National disaster medical system pilot program

NIDHC supports a Congressional effort to assess and strengthen the National Disaster Medical System (NDMS) to meet the needs of U.S. casualties returning from an overseas large-scale combat operation (LSCO).

As the integrator across military and civilian health systems, NIDHC brings the leadership and structure needed to align stakeholders, synchronize care delivery, and translate policy into operational capability. Through extensive interagency partnerships, NIDHC addresses complex issues in synchronizing military and civilian healthcare delivery.

The effort focuses on enhancing NDMS interoperability, capability, and capacity across eight Pilot sites: Washington, D.C.; San Antonio, TX; Denver, CO; Omaha, NE; Sacramento, CA; Honolulu, HA; Shreveport, LA; Puget Sound, WA. For partners, NIDHC provides a platform to test solutions, share best practices, and scale approaches nationwide. By designing, implementing, and evaluating projects with federal, state, and local stakeholders, NIDHC helps build a more integrated, ready, and resilient medical response system for crisis and conflict.

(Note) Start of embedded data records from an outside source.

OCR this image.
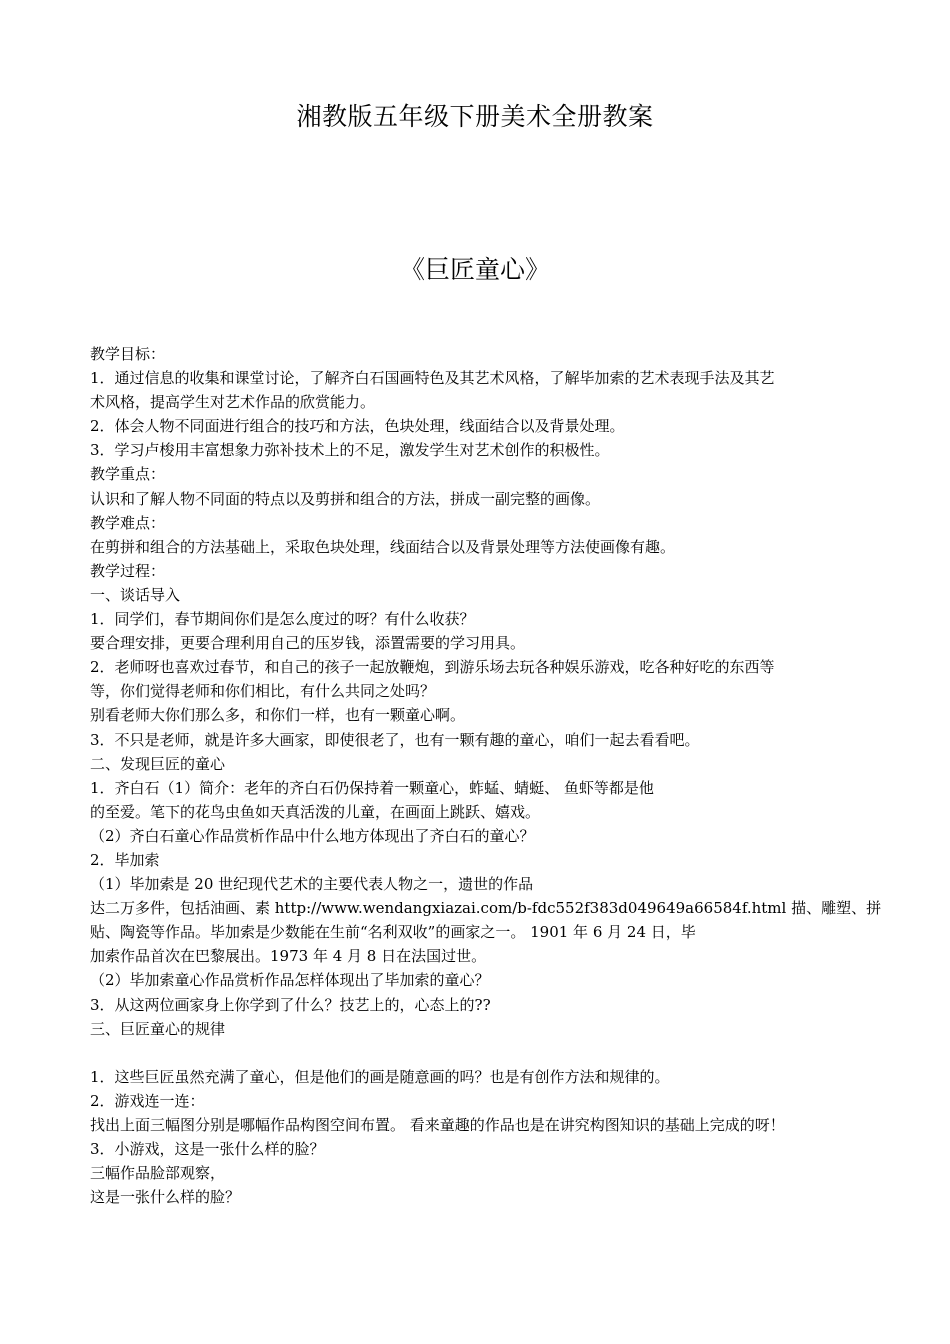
湘教版五年级下册美术全册教案
《巨匠童心》
教学目标：
1．通过信息的收集和课堂讨论，了解齐白石国画特色及其艺术风格，了解毕加索的艺术表现手法及其艺
术风格，提高学生对艺术作品的欣赏能力。
2．体会人物不同面进行组合的技巧和方法，色块处理，线面结合以及背景处理。
3．学习卢梭用丰富想象力弥补技术上的不足，激发学生对艺术创作的积极性。
教学重点：
认识和了解人物不同面的特点以及剪拼和组合的方法，拼成一副完整的画像。
教学难点：
在剪拼和组合的方法基础上，采取色块处理，线面结合以及背景处理等方法使画像有趣。
教学过程：
一、谈话导入
1．同学们，春节期间你们是怎么度过的呀？有什么收获？
要合理安排，更要合理利用自己的压岁钱，添置需要的学习用具。
2．老师呀也喜欢过春节，和自己的孩子一起放鞭炮，到游乐场去玩各种娱乐游戏，吃各种好吃的东西等
等，你们觉得老师和你们相比，有什么共同之处吗？
别看老师大你们那么多，和你们一样，也有一颗童心啊。
3．不只是老师，就是许多大画家，即使很老了，也有一颗有趣的童心，咱们一起去看看吧。
二、发现巨匠的童心
1．齐白石（1）简介：老年的齐白石仍保持着一颗童心，蚱蜢、蜻蜓、 鱼虾等都是他
的至爱。笔下的花鸟虫鱼如天真活泼的儿童，在画面上跳跃、嬉戏。
（2）齐白石童心作品赏析作品中什么地方体现出了齐白石的童心？
2．毕加索
（1）毕加索是 20 世纪现代艺术的主要代表人物之一，遗世的作品
达二万多件，包括油画、素 http://www.wendangxiazai.com/b-fdc552f383d049649a66584f.html 描、雕塑、拼
贴、陶瓷等作品。毕加索是少数能在生前“名利双收”的画家之一。 1901 年 6 月 24 日，毕
加索作品首次在巴黎展出。1973 年 4 月 8 日在法国过世。
（2）毕加索童心作品赏析作品怎样体现出了毕加索的童心？
3．从这两位画家身上你学到了什么？技艺上的，心态上的??
三、巨匠童心的规律
1．这些巨匠虽然充满了童心，但是他们的画是随意画的吗？也是有创作方法和规律的。
2．游戏连一连：
找出上面三幅图分别是哪幅作品构图空间布置。 看来童趣的作品也是在讲究构图知识的基础上完成的呀！
3．小游戏，这是一张什么样的脸？
三幅作品脸部观察，
这是一张什么样的脸？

Military-civilian medical surge program

Directed by Congress under Section 712 of the FY26 National Defense Authorization Act, the Military-Civilian Medical Surge Program (MCMSP) was established in October 2026 to build a sustained, nationwide capability to deliver integrated medical surge during large-scale combat operations and other catastrophic events.

The program strengthens medical operational readiness by continuously assessing and improving both surge capacity and capability at strategically important locations across CONUS and OCONUS. It ensures that critical partnerships, required to mobilize a coordinated medical response, are established, maintained, and anchored in regional academic medical centers and supporting organizations.

Building on the NDMS Pilot Program led by NIDHC, MCMSP advances from assessment to enduring implementation. The program focuses on research, analysis, training, and education to directly support DoW planning and partnership development. A central objective is to establish adaptable, long-term operational structures at each pilot site, creating integrated military-civilian hubs that support innovation, coordination, and scalable response.

Given its interagency scope, MCMSP requires sustained collaboration across the DoW, federal partners, and external stakeholders. This approach ensures a unified, whole-of-government capability prepared to respond at speed and scale.